The Formula Explained
The conversion uses $$A = -\log_{10}\left(\frac{\text{Transmittance (\%T)}}{100}\right)$$ The term \(\%T/100\) converts the percentage to a fraction between 0 and 1. Taking the base-10 logarithm of a fraction yields a negative number, so the leading minus sign makes absorbance positive. Because the relationship is logarithmic, each tenfold drop in transmittance adds 1 to the absorbance: \(10\%T = 1.0\ A\), \(1\%T = 2.0\ A\), and \(0.1\%T = 3.0\ A\).
Worked Example
Suppose a sample transmits 25% of the incident light. First convert to a fraction: \(25 / 100 = 0.25\). Then take the negative logarithm: $$A = -\log_{10}(0.25) = -(-0.60206) = 0.60206$$ So 25%T corresponds to an absorbance of about 0.602 AU.
FAQ
What does 100%T mean?

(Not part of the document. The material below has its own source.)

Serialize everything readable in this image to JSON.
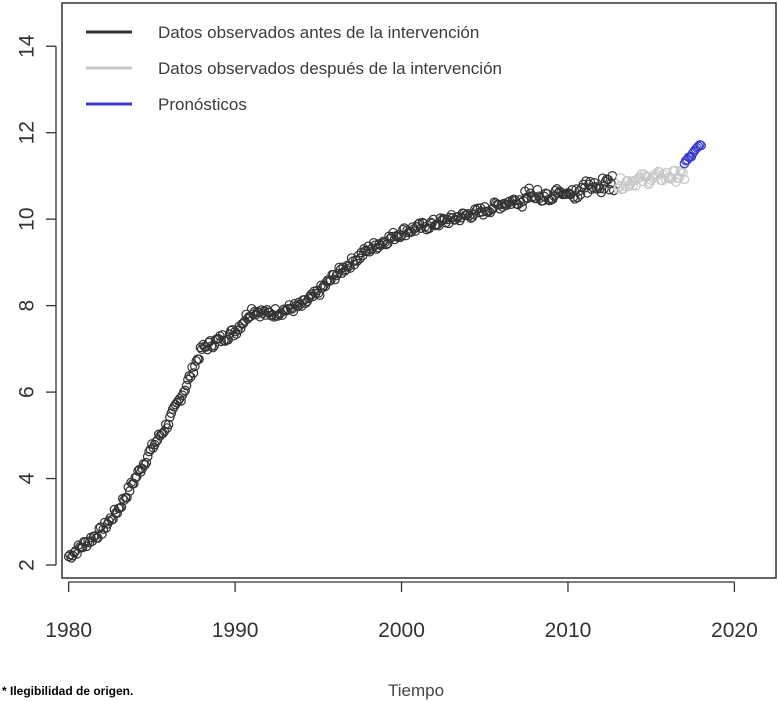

It means all light passes through with no absorption, giving an absorbance of exactly 0.
Why use absorbance instead of transmittance? Absorbance is directly proportional to concentration through the Beer-Lambert law, making linear calibration curves possible.
Can transmittance be 0%? A true 0%T would give infinite absorbance, which is not physically meaningful. Use a small positive value instead.